A new report released this week says Utah's tax system is burdensome, unfair and regressive.
Don't stop the presses on this news. We've heard it before.The amazing thing about taxes is how they grow on you.
If you had told members of the U.S. Congress in the 1920s that Americans at the end of the century would be paying 30 percent and 40 percent of their income to government, they would likely say you were nuts. The people would never stand for it.
Yet that's where we are today.
If you'd told my parents in 1956 that come 2000 they would be paying $1,000 a year in property taxes on the home they had just bought for $25,000 -- well, we couldn't print in a family newspaper what they would have said.
Yet that's where we are today.
The new study was prepared by an ad hoc subcommittee of the Tax Review Commission -- a group of citizens, legislators and tax experts who regularly meet to study state and local government taxes. Often the TRC makes recommendations to the governor and/or Legislature. Occasionally, the TRC undertakes special assignments given to it by the Legislature to study this or that tax issue.
It's not new to learn that Utahns carry an extra-heavy tax burden. We have a lot of children in this state, and it costs a lot of money to educate and care for them.
It's not even new that low-income and moderate-income Utahns carry a tax burden here that they wouldn't in other states, where the tax systems are more progressive.
But Dorothy Owen, member of the TRC and chairwoman of the ad hoc committee, says Utahns and lawmakers have become desensitized to the problem. Little, if anything, is being done about it.
At the very least, Owen says, lawmakers and citizens should start talking about the problems, start thinking about solutions.
And, as her committee points out, there are solutions. And some that wouldn't cost too much money.
To fix the state's income tax bracket problem, for example, would cost $300 million.
"And no one thinks we can do that" -- at least not right away. "But we can start picking away at the issue" instead of doing nothing and letting it get worse, Owen says.
Gov. Mike Leavitt and legislators, led by the majority Republicans in the House and Senate, have given significant tax cuts in the 1990s.

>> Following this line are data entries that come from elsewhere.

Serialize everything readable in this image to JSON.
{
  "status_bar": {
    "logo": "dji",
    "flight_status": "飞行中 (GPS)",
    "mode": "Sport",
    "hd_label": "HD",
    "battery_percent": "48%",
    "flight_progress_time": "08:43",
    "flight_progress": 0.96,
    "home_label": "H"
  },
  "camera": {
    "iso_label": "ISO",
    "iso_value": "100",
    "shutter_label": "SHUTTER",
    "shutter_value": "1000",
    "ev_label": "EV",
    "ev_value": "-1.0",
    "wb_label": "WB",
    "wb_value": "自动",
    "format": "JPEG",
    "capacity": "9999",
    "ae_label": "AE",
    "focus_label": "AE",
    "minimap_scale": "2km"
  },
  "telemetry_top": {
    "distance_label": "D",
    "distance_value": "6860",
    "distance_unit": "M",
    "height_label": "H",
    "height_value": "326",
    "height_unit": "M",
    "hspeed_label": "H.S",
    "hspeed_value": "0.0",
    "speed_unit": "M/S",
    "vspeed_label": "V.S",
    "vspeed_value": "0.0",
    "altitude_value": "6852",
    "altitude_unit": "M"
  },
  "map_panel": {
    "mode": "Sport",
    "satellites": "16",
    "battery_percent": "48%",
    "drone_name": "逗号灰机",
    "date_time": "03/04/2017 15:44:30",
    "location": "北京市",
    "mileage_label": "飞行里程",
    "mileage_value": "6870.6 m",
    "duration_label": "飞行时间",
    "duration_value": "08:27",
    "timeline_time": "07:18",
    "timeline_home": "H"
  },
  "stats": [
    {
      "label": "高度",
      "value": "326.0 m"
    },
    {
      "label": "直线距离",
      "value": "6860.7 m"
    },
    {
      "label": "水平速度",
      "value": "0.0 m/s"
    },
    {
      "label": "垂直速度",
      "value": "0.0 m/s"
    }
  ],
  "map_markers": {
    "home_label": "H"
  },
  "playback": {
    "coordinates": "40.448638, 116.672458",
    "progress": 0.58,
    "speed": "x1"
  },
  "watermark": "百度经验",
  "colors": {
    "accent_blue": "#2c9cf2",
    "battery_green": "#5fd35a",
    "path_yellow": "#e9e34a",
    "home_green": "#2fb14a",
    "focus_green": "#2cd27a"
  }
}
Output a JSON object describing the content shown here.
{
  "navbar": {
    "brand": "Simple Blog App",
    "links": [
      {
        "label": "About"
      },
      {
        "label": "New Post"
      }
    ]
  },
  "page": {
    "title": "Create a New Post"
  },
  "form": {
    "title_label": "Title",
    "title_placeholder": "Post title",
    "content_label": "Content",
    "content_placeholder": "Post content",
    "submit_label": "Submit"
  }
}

But perhaps those cuts came in the wrong places. At the very least, legislators could have targeted the cuts to help the poorer among us instead of concentrating on across-the-board rate reductions that may have helped everyone but helped the richer people more.
For example, since 1967 the property tax on houses, as a percent of personal income, has actually dropped in a range of between 2.6 percent to 4.7 percent, the new study says.
While a large percent of Utahns own their own homes, and so lower property taxes helps them, many low-income people rent. And holding down the property tax may have less of an impact on them.
The study shows that during the same time income taxes, as a percent of income, have gone up by as much as 3 percent; sales taxes have gone up more than 3 percent. And inflation has pushed more and more poorer Utahns into top state tax brackets. "If two people are working for just $6 an hour, they can fall into the top tax bracket" of 7 percent, Owen says.
Owen says if Utah really wants to help poorer people, it should look to the federal Earned Income Tax Credit. Adopt that on state returns, and a family of four making just $16,000 a year would save an average $624 a year on state income taxes.
"That is something that is targeted and very efficient," Owen says.
A family of four making $30,000 would only save $34. And families making more than $30,000 wouldn't get a tax break at all.
Giving 20 percent of the federal credit on state returns would cost $36 million a year, Owen says, something that legislators could afford.
That sounds like a good way to help poorer Utahns and perhaps would be a good first step.
But here's the crux of the matter. Does the GOP--dominated Legislature want to help one specific segment of society over another?
The cynic among us may say sure -- after all, didn't this same group of fellows vote to give manufacturers a big sales tax break just two years ago?
But in the years I've been watching the Legislature -- and Republicans have been in control all those years -- I've seen little movement to give income tax breaks to some people while not giving them to all.
True, some actions helped one group over another. In 1987, as part of former Gov. Norm Bangerter's tax increases for education, it was proposed to rebracket the state income tax and do away with the deduction for federal income taxes. Rebracketing didn't happen. But lawmakers did take away the federal tax deduction.
Higher-income Utahns screamed, for they were hit harder than low-income residents when the deduction was removed. And the next year Republicans in the House and Senate restored half of that income tax deduction.
Utah taxes are unfair to low-income citizens, that seems clear.
But in a 2000 Legislature struggling to find more money for education, I don't know if anything will be done about the concerns pointed out in Owen's report.
"At least we should study ways to help" get the tax system on fairer ground after the 2000 Legislature, Owen says. And perhaps lawmakers will smile on the need for further study. They always seem to like that.